In a television interview earlier Thursday, Obama rejected criticism that his administration has offered a confused response to the attack on the U.S. Consulate in Libya, an accusation Romney has made repeatedly in the campaign for the White House. Of any breakdown that might have led to the killing of four Americans, Obama declared, "We're going to fix it."
Obama made the comments on "The Daily Show" on Comedy Central. Host Jon Stewart turned serious in pressing Obama over the government's changing explanation about the attacks in Benghazi. When Stewart suggested that even Obama would concede his administration's coordination and communication had not been "optimal," Obama said: "If four Americans get killed, it's not optimal. We're going to fix it. All of it."
Romney has pointedly questioned Obama's handling of the matter and his honesty about it to Americans. Those accusations led to the fiercest conflict of the presidential debate on Tuesday and will surely come to the fore again on Monday in the campaign's final debate.
Obama insisted information was shared with the American people as it came in. The attack is under investigation, Obama said, and "the picture eventually gets filled in."
The exchange came on a day when Vice President Joe Biden compared the policies of Romney's running mate, Rep. Paul Ryan of Wisconsin, to a gun pointed at Americans, and after Romney's son said he was tempted to "take a swing" at Obama when the Democrat questions the GOP candidate's honesty.

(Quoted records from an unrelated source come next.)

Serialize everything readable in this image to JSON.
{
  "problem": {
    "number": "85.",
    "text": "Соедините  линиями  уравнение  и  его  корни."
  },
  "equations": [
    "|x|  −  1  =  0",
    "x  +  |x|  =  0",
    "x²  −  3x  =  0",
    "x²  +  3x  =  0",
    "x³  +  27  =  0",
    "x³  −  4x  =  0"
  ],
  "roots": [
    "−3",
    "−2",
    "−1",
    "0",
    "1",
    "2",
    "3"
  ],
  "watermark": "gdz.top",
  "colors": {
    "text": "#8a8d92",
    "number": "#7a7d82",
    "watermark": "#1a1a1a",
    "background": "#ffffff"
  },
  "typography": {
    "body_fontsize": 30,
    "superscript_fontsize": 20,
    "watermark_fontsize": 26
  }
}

Ryan, speaking at a campaign stop in Ocala, Fla., before Biden made his comments in Nevada, accused Obama of sending a divisive message.
"He's basically trying to disqualify his opponent with a sea of negativity," Ryan said. "He's trying to divide this country, pitting people against each other. He's trying to win this election by default. You know what? We're not going to let him get away with that."
The sharpness of the barbs is a reflection of just how tight the race is 19 days out. Hard campaign decisions are being made, state by state.
Romney aides said Thursday that no staff had been dispatched to Michigan or Pennsylvania, where they once suggested he would compete aggressively but has not.
The bickering between campaigns eased briefly at the Smith dinner, named for the four-term Democratic governor of New York who lost the 1928 presidential race to Republican Herbert Hoover. Smith was the first Catholic to run for president and the dinner named for him is organized by the Catholic Archdiocese of New York for the benefit of needy children.
Democrats are pushing the accusation that Romney is being dishonest, taking up Obama's refrain since Tuesday's debate that the GOP nominee is offering "a sketchy deal."
"I don't think they were just sketchy," Biden said at a rally in Las Vegas. "I think they were Etch-a-Sketchy."
Obama and Biden are to campaign together next Tuesday in Ohio after Monday night's debate.
On Libya, Obama has faced scrutiny for shifting explanations of what happened. He pushed back on "The Daily Show."
"We weren't confused about the fact that four Americans had been killed," Obama said.
"I wasn't confused about the fact that we needed to ramp up diplomatic security. ... I wasn't confused about the fact that we had to investigate exactly happened so it gets fixed. And I wasn't confused about the fact that we're going to hunt down whoever did it and bring them to justice," the president said.
On another national security issue, Obama said he still wants to close the prison for terrorism suspects at Guantanamo Bay, Cuba, a big unmet promise of his 2008 campaign. The effort was blocked by Congress, which passed a law prohibiting the government from moving prisoners to the U.S. for detention or trial.
On the celebrity front, Obama picked up the endorsement of rock star Bruce Springsteen, who also backed the Democrat in 2008 and Thursday campaigned for him in Ohio with former President Bill Clinton.
"For 30 years I've been writing about the distance between the American dream and American reality," Springsteen said, reading from a statement on his music stand. "Our vote is the one principal way we get to determine that distance."